I zloz aplikacje u Tesco.
http://www.tesco-careers.com/JobDetails/176785.aspx
Pamietam, jak wisialo kolo kantyny ogloszenie z Tesco na tablicy i pracownicy biurowi agencji celowo je zrywali, zeby nikt z ich pracownikow nie zauwazyl, ze tesco placilo 9.50 i overtime (1,5x) po 42 godzinie.

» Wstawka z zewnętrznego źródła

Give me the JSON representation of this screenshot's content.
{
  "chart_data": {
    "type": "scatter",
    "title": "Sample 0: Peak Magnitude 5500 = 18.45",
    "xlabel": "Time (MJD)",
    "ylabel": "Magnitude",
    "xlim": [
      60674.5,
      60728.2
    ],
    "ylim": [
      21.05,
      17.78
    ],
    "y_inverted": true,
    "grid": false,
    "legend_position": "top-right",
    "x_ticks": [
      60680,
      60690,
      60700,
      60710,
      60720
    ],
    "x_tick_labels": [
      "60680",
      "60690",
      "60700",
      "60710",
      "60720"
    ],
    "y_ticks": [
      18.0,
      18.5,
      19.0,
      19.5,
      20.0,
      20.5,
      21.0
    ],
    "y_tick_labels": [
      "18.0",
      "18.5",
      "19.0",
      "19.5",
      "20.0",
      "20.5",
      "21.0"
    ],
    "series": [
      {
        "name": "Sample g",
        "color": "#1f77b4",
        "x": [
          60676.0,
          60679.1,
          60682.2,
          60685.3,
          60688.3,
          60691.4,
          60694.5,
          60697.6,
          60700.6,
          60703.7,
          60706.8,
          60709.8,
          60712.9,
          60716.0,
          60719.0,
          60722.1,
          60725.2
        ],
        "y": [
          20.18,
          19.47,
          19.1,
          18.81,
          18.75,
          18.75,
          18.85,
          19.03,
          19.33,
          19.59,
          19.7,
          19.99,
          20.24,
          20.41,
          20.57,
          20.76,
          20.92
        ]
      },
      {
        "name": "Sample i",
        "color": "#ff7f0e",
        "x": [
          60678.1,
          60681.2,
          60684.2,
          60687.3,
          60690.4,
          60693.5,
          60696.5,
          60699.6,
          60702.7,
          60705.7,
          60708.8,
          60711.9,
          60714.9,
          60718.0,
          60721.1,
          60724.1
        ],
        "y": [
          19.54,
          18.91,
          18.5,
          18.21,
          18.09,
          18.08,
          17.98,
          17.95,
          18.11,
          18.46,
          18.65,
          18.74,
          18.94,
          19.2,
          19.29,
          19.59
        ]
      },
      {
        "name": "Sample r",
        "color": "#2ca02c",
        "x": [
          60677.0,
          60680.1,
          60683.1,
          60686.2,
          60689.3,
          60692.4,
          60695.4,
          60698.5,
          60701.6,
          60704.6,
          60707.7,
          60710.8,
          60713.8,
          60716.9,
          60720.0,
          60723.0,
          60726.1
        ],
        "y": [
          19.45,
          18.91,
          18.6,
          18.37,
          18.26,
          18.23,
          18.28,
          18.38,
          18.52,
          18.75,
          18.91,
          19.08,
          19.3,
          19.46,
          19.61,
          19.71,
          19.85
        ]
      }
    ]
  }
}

Oni wtedy 6,5 dawali na godzine.
Wyscig szczorow jest w kazdym nowoczesnym magazynie. Kuzyn poszedl na triala do magazynu zarzadzanego przez XPO w manchester. Stoper na reke i bieg, bieg, bieg. Wszystko to za AZ 7.20 i bez stalego kontraktu. Wszedzie sie robi niestety podobnie, ale tesco swoim full timer'om przynajmniej placi godziwie.
Jezeli nie wyjdzie tobie z tesco, to pojdz do Bidvest (3663). Widzialem ich magazyn, jest OK. Kasa tez ponoc dobra (400-450 na tydzien).
Daj sobie mistrzu spokoj z tym PMP, czy jak sie ta agencja nazywa. Masz ogloszenie na necie, sprobuj, a agencje zostaw sobie jako backup. Pamietaj, ze agencja moze sprobowac tobie zablokowac otrzymanie stalej pracy na kontrakcie, wiec zloz aplikacje na necie juz dzis.
Powodzenia
Faktycznie te PMP to maskara i wyzysk na maska,nie pracowalem co prawda ale znajomi dla nich pracowali,ja chwile w tym magazynie tesco pracowalem jako cleaner,ale na kontakt.Nie podobalo mi sie tam bo gdy bylem na kantynie i widziaem te szczurzaste mordki,to mi sie jesc odechciewalo.
Ja rozmawialem nie raz z chlopakami na recyclingu, jak przyjezdzalem sie rozladowac. Mowili, ze nie jest zle, ale po co miec placone 7.20, miec brak stalej roty, brak gwarantowanych shiftow i wielka mozliwosc utraty pracy z dnia na dzien, jezeli ogloszenie wisi na necie i sie blaga o wasz podpis.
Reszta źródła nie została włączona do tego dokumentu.